Observations The time Bonjay killed it at Halifax Pop Explosion 2011

Corbin Smith

Halifax’s annual festival for the commemoration of an over-carbonated soda can (or something like that) happened this past week. This year’s Halifax Pop Explosion brought around 150 acts plus 17,000 fans and industry delegates to the usually sleepy city referred to by some visitors as “Hamilton By The Sea.” 

The Halifax Pop Explosion is promoted mainly as an international music festival, but the vast majority of the acts are made in Canada. Some of the highest caliber indie acts from Toronto played at the festival this past week, including Polaris Music Prize winners Fucked Up, as well as Polaris short-listers Stars and Timber Timbre.

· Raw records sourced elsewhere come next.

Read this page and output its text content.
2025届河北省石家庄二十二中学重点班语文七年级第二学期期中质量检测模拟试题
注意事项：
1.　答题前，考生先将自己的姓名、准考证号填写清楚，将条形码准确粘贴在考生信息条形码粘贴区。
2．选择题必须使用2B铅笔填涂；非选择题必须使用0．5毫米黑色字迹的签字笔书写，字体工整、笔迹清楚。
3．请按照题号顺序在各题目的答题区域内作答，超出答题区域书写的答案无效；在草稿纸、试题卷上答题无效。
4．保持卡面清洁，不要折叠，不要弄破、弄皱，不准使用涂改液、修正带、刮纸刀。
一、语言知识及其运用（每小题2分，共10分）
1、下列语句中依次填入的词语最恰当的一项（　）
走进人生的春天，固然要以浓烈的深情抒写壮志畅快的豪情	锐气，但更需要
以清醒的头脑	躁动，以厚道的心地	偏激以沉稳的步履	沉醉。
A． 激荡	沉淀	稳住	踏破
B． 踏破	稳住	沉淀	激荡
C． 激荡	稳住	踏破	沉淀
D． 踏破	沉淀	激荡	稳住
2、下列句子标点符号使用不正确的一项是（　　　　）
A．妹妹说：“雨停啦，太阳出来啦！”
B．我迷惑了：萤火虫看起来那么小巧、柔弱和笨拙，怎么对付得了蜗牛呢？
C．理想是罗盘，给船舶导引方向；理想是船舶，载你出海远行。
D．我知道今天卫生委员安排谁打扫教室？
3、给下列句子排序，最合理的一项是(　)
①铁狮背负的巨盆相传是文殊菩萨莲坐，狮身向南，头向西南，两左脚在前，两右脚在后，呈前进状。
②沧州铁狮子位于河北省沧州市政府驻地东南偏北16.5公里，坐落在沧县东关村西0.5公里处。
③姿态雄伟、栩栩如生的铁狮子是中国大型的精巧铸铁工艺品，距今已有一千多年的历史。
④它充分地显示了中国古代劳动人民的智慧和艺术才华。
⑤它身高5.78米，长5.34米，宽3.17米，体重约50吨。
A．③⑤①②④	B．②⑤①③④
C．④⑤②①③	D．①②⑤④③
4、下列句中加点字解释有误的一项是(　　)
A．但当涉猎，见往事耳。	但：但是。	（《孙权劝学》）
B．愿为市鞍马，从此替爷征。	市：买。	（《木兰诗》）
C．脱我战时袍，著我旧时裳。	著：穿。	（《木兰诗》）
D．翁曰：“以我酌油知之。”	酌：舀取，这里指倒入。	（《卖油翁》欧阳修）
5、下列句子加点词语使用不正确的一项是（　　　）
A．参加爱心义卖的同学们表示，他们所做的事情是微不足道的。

We did, however, catch one sweet hip-hop band from Taiwan

After digesting our impressions of the festival, we can say, of all the bands we saw, Toronto’s Bonjay—with its soulful, dancehall rock—best personified the “explosion” aspect of the HPX. The band’s late-night set at The Seahorse Tavern saw a thoroughly packed, sweaty, and electric dance floor. The people in the crowd didn’t just enjoy Bonjay’s set—they ate that shit up. When the crowd demanded more at the end of the set, vocalist Alanna Stuart explained that the band had exhausted its possible tracks, and so the only way to continue the performance would be to repeat a song. But the energized crowd still wanted an encore, so the band reprised a song—and the people in the audience lost their minds twice as much as when they had heard the song the first time.

We spoke to Stuart immediately after Bonjay’s encore. About the crowd response, she told us, “It was amazing,” explaining that the audience’s reaction had been the kind of thing bands always hope for, but don’t really expect to happen.

Earlier in the week, Stuart told us she was planning to stay in Halifax for a while to work on songs for a new album, which we can’t wait to hear. Judging by the audience’s demand for more music, the new tunes will undoubtedly be met with sweaty, dancing, open arms, just as the band was at this year’s HFX.